#09 Access97でのBeginTrans〜CommitTransの効用

結論
Access97では、トランザクションの効果はあるものの、あえて意識してトランザクション処理の"BeginTrans〜CommitTrans"を記述しなくても、それ相応のパフォーマンスが得られる。

Access1.1や2.0のころ、RecordsetオブジェクトのAddNewやEdit、Deleteなどのメソッドを使ってレコード編集を行うと、クエリーを使った同等の処理に比べて非常にパフォーマンスが悪くなるため、そのブロックをBeginTrans〜CommitTransでくくる「トランザクション処理」を常に併用していました。本来トランザクション処理はデータの整合性をとるためのものかもしれませんが、レコードに対する編集結果がメモリ上のキャッシュにバッファリングされるために、驚異的ともいえるパフォーマンスの向上が見られました(それでもクエリーを使った同等の処理と同じくらいでしたが)。そのような経緯もあって、以来使い続けていたのですが、最近のAccessのバージョンでふとそれを記述せずに実行し、後で追加したにも関わらずあまり実行時間が変わらないことに気付きました。そこで今回はあらためてその実行時間を調べてみることにしました。

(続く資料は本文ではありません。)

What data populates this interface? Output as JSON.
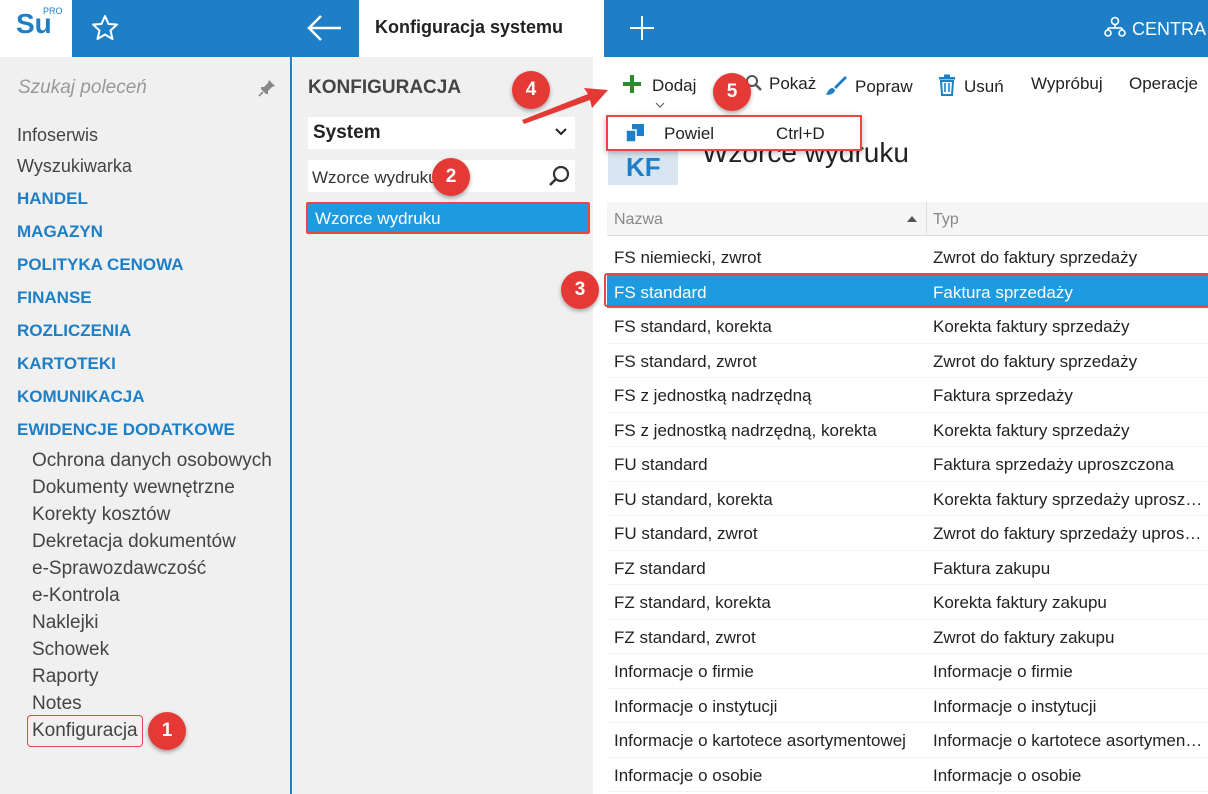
{
  "topbar": {
    "logo_text": "Su",
    "logo_sup": "PRO",
    "active_tab": "Konfiguracja systemu",
    "right_label": "CENTRA",
    "colors": {
      "bar": "#1e7fc6"
    }
  },
  "sidebar": {
    "search_placeholder": "Szukaj poleceń",
    "items": [
      {
        "label": "Infoserwis",
        "type": "plain"
      },
      {
        "label": "Wyszukiwarka",
        "type": "plain"
      },
      {
        "label": "HANDEL",
        "type": "section"
      },
      {
        "label": "MAGAZYN",
        "type": "section"
      },
      {
        "label": "POLITYKA CENOWA",
        "type": "section"
      },
      {
        "label": "FINANSE",
        "type": "section"
      },
      {
        "label": "ROZLICZENIA",
        "type": "section"
      },
      {
        "label": "KARTOTEKI",
        "type": "section"
      },
      {
        "label": "KOMUNIKACJA",
        "type": "section"
      },
      {
        "label": "EWIDENCJE DODATKOWE",
        "type": "section"
      }
    ],
    "subitems": [
      "Ochrona danych osobowych",
      "Dokumenty wewnętrzne",
      "Korekty kosztów",
      "Dekretacja dokumentów",
      "e-Sprawozdawczość",
      "e-Kontrola",
      "Naklejki",
      "Schowek",
      "Raporty",
      "Notes",
      "Konfiguracja"
    ]
  },
  "middle": {
    "title": "KONFIGURACJA",
    "select_value": "System",
    "search_value": "Wzorce wydruku",
    "list_item": "Wzorce wydruku"
  },
  "toolbar": {
    "add": "Dodaj",
    "show": "Pokaż",
    "edit": "Popraw",
    "delete": "Usuń",
    "try": "Wypróbuj",
    "operations": "Operacje"
  },
  "dropdown": {
    "label": "Powiel",
    "shortcut": "Ctrl+D"
  },
  "content": {
    "icon_text": "KF",
    "title": "Wzorce wydruku"
  },
  "table": {
    "headers": [
      "Nazwa",
      "Typ"
    ],
    "rows": [
      [
        "FS niemiecki, zwrot",
        "Zwrot do faktury sprzedaży"
      ],
      [
        "FS standard",
        "Faktura sprzedaży"
      ],
      [
        "FS standard, korekta",
        "Korekta faktury sprzedaży"
      ],
      [
        "FS standard, zwrot",
        "Zwrot do faktury sprzedaży"
      ],
      [
        "FS z jednostką nadrzędną",
        "Faktura sprzedaży"
      ],
      [
        "FS z jednostką nadrzędną, korekta",
        "Korekta faktury sprzedaży"
      ],
      [
        "FU standard",
        "Faktura sprzedaży uproszczona"
      ],
      [
        "FU standard, korekta",
        "Korekta faktury sprzedaży uproszczonej"
      ],
      [
        "FU standard, zwrot",
        "Zwrot do faktury sprzedaży uproszczonej"
      ],
      [
        "FZ standard",
        "Faktura zakupu"
      ],
      [
        "FZ standard, korekta",
        "Korekta faktury zakupu"
      ],
      [
        "FZ standard, zwrot",
        "Zwrot do faktury zakupu"
      ],
      [
        "Informacje o firmie",
        "Informacje o firmie"
      ],
      [
        "Informacje o instytucji",
        "Informacje o instytucji"
      ],
      [
        "Informacje o kartotece asortymentowej",
        "Informacje o kartotece asortymentowej"
      ],
      [
        "Informacje o osobie",
        "Informacje o osobie"
      ]
    ],
    "selected_index": 1
  },
  "badges": [
    "1",
    "2",
    "3",
    "4",
    "5"
  ],
  "icons": {
    "star": "star-icon",
    "back": "arrow-left-icon",
    "new_tab": "plus-icon",
    "org": "org-chart-icon",
    "pin": "pin-icon",
    "search": "search-icon",
    "chevron": "chevron-down-icon",
    "add": "plus-icon",
    "show": "magnifier-icon",
    "edit": "brush-icon",
    "delete": "trash-icon",
    "duplicate": "duplicate-icon"
  },
  "colors": {
    "accent": "#1e7fc6",
    "selection": "#1e9ae0",
    "annotation": "#e53935"
  }
}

テストの内容としては、 tblTestSource テーブルに登録されている5万件のレコードを tblTest テーブルに追加、続いてその全レコードを更新し、最後に全レコードを削除します。そして、BeginTrans〜CommitTransを使った場合と使わなかった場合の処理時間を測定・比較します。 テストコードは次のようなものです。

  Dim dbs As Database
  Dim rstin As Recordset
  Dim rst As Recordset
  Dim ilngLoop As Long
  Const clngRecMax As Long = 10000

  ts_watch "測定開始", True

  '5万件のレコード追加
  Set dbs = CurrentDb
  Set rstin = dbs.OpenRecordset("tblTestSource")
  Set rst = dbs.OpenRecordset("tblTest")
  'DBEngine.Workspaces(0).BeginTrans  ---->この有無でテスト
  For ilngLoop = 1 To clngRecMax
    With rst
      .AddNew
    ----(省略)----
      .Update
      rstin.MoveNext
    End With
  Next ilngLoop
  'DBEngine.Workspaces(0).CommitTrans  ---->この有無でテスト
  rstin.Close: rst.Close: dbs.Close
  ts_watch "レコード追加"
  
  '5万件のレコード更新
  Set dbs = CurrentDb
  Set rst = dbs.OpenRecordset("tblTest")
  'DBEngine.Workspaces(0).BeginTrans  ---->この有無でテスト
  For ilngLoop = 1 To clngRecMax
    With rst
      .Edit
    ----(省略)----
      .Update
    End With
  Next ilngLoop
  'DBEngine.Workspaces(0).CommitTrans  ---->この有無でテスト
  rst.Close: dbs.Close
  ts_watch "レコード更新"
  
  '5万件のレコード削除
  Set dbs = CurrentDb
  Set rst = dbs.OpenRecordset("tblTest")
  >'DBEngine.Workspaces(0).BeginTrans  ---->この有無でテスト
  For ilngLoop = 1 To clngRecMax
    With rst
      .Delete
      .MoveNext
    End With
  Next ilngLoop
  'DBEngine.Workspaces(0).CommitTrans  ---->この有無でテスト
  rst.Close: dbs.Close
  ts_watch "レコード削除"


そして、テスト結果はつぎのようなものになりました。なお時間の単位は"秒"です。

 追加   更新   削除 
トランザクションを使わない場合 88.8 50.6 26.0
トランザクションを使用した場合 87.9 48.0 25.5

ご覧のように、トランザクション処理の効果はAccess97でも確かにありました。この差が大きいか小さいかは考え方にもよると思いますが、以前のバージョンのように"驚異的"とは言えません。これは、Access97の場合はあえて意識して"BeginTrans〜CommitTrans"を記述しなくても、それ相応のパフォーマンスが得られると考えていいかもしれません。Access97(DAO3.5)の場合、AddNewなどのメソッドは従来バージョンのトランザクションのレベルに最適化されているようです。あるいはもしかしたらAccessやDAOが内部的にトランザクションで処理している可能性もあります。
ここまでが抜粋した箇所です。